Review: Snow White & The Huntsman

I went into this movie not expecting anything positive, and I must say that it completely lived up to my low expectations. With the exception of a few action scenes, Snow White and the Huntsman essentially remained true to the fairytale which we are all familiar with.  There was some money spent on a few pretty good special effects, particularly the troll and the time they spent in the fairyworld and it helped to distract from the piss poor acting on the part of both Kristen Stewart and  Charlize Theron.  Having watched all of the Twilight movies to date, I didn’t expect Stewart to do a great job, but I was disappointed in Theron, who won an Oscar for her role in Monster. For her part, Stewart spent the majority of the film with her lip trembling – a slight twist on her customary lip biting, while staring all big and doe eyed into a camera.  A concussed penguin would have had more personality than Stewart on film. Much of the time that Theron spent on screen she was screaming which gave her a character a single angry note.

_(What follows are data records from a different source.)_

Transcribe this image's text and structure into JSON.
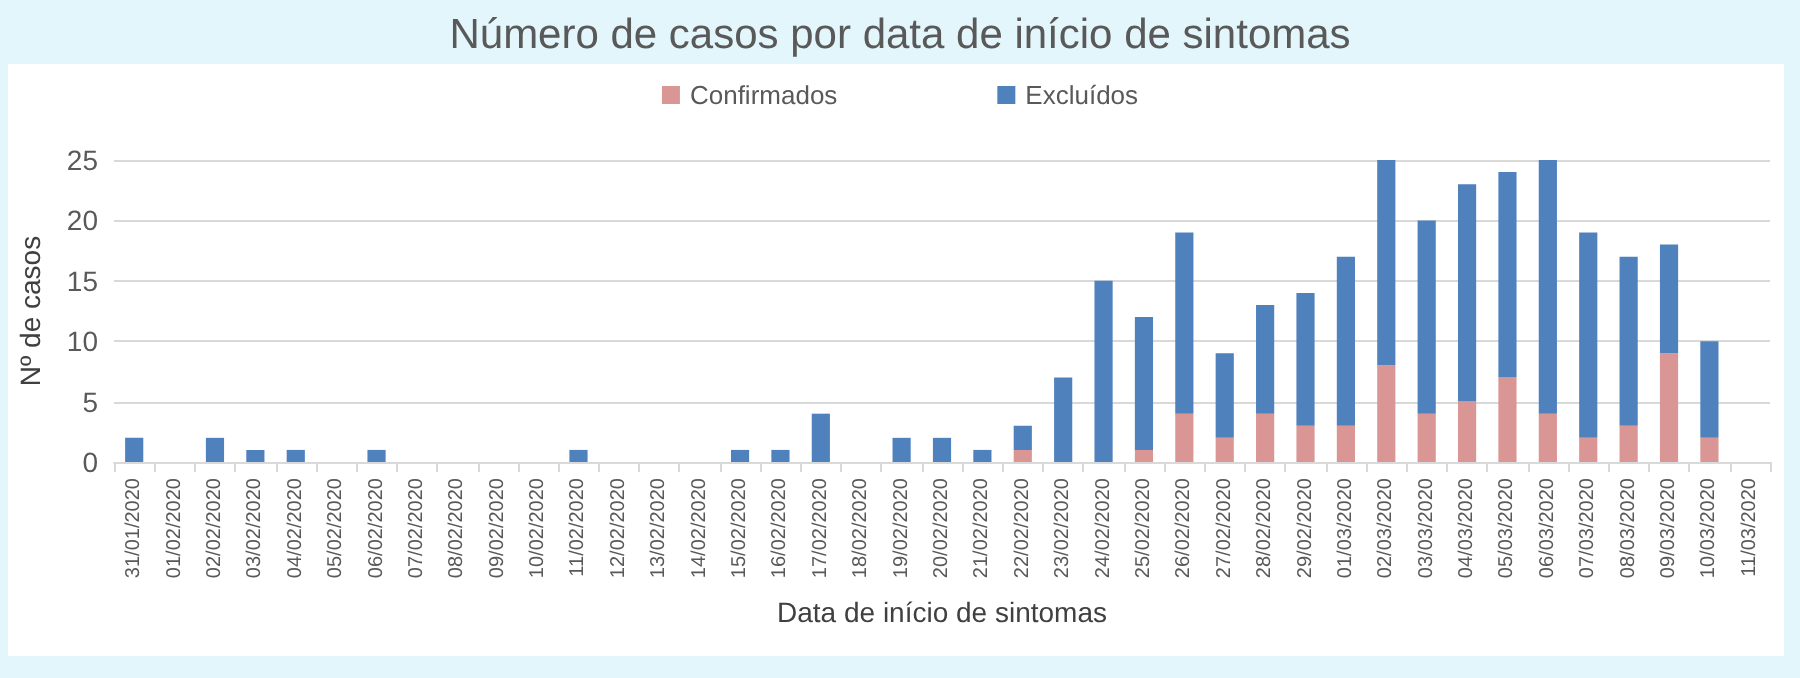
{
  "chart_data": {
    "type": "bar",
    "title": "Número de casos por data de início de sintomas",
    "xlabel": "Data de início de sintomas",
    "ylabel": "Nº de casos",
    "categories": [
      "31/01/2020",
      "01/02/2020",
      "02/02/2020",
      "03/02/2020",
      "04/02/2020",
      "05/02/2020",
      "06/02/2020",
      "07/02/2020",
      "08/02/2020",
      "09/02/2020",
      "10/02/2020",
      "11/02/2020",
      "12/02/2020",
      "13/02/2020",
      "14/02/2020",
      "15/02/2020",
      "16/02/2020",
      "17/02/2020",
      "18/02/2020",
      "19/02/2020",
      "20/02/2020",
      "21/02/2020",
      "22/02/2020",
      "23/02/2020",
      "24/02/2020",
      "25/02/2020",
      "26/02/2020",
      "27/02/2020",
      "28/02/2020",
      "29/02/2020",
      "01/03/2020",
      "02/03/2020",
      "03/03/2020",
      "04/03/2020",
      "05/03/2020",
      "06/03/2020",
      "07/03/2020",
      "08/03/2020",
      "09/03/2020",
      "10/03/2020",
      "11/03/2020"
    ],
    "series": [
      {
        "name": "Confirmados",
        "color": "#d99694",
        "values": [
          0,
          0,
          0,
          0,
          0,
          0,
          0,
          0,
          0,
          0,
          0,
          0,
          0,
          0,
          0,
          0,
          0,
          0,
          0,
          0,
          0,
          0,
          1,
          0,
          0,
          1,
          4,
          2,
          4,
          3,
          3,
          8,
          4,
          5,
          7,
          4,
          2,
          3,
          9,
          2,
          0
        ]
      },
      {
        "name": "Excluídos",
        "color": "#4f81bd",
        "values": [
          2,
          0,
          2,
          1,
          1,
          0,
          1,
          0,
          0,
          0,
          0,
          1,
          0,
          0,
          0,
          1,
          1,
          4,
          0,
          2,
          2,
          1,
          2,
          7,
          15,
          11,
          15,
          7,
          9,
          11,
          14,
          17,
          16,
          18,
          17,
          21,
          17,
          14,
          9,
          8,
          0
        ]
      }
    ],
    "stacked": true,
    "ylim": [
      0,
      25
    ],
    "yticks": [
      0,
      5,
      10,
      15,
      20,
      25
    ],
    "grid": "y",
    "legend": "top"
  }
}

Snow White’s mother wished for a daughter whose skin was as white as snow, lips as red as blood, hair as black as a ravens wings, with the strength of the rose that she pricked her finger on. Shortly thereafter Snow White was born.  All was well and good until the queen died during a harsh winter.  The king mourned his wife, until one day he was drawn out to war.  The forces of the opposition were magical and they were quickly defeated by the kings forces.  The king discovered Ravenna chained in a carriage, and was so overcome with her beauty that he married her the next day.  As they lay in bed, she told him about how men use women and suck the life out of them, just before she thrust a dagger into his heart. With the king dead, it was easy to overrun the castle and imprison Snow White.  In the years that followed, Ravenna consumed the youth of the villagers to maintain her strength — until one day — the mirror told her that now that Snow White had reached adult hood that she was more fair than her.  Thus began Ravenna’s mission to kill Snow White. 

In order to add a twist to the story, Snow White’s escape was wrapped around the idea of the people rebelling under Ravenna’s oppression.  Essentially, Snow White became the chosen one that everyone adored virtually on sight, to the point of pledging their lives to her service. Even the vicious troll did not have it in his heart to kill or otherwise maim Snow White, so enthralled was he with her heart and her beauty. Snow White didn’t have to do a damn thing to earn their loyalty, but be born a special snowflake. This is hardly a positive re-envisioning of the classic tale.  Her only personality trait throughout the movie was the pureness of her heart.  Do we really need another movie promoting the pureness and beauty of White womanhood?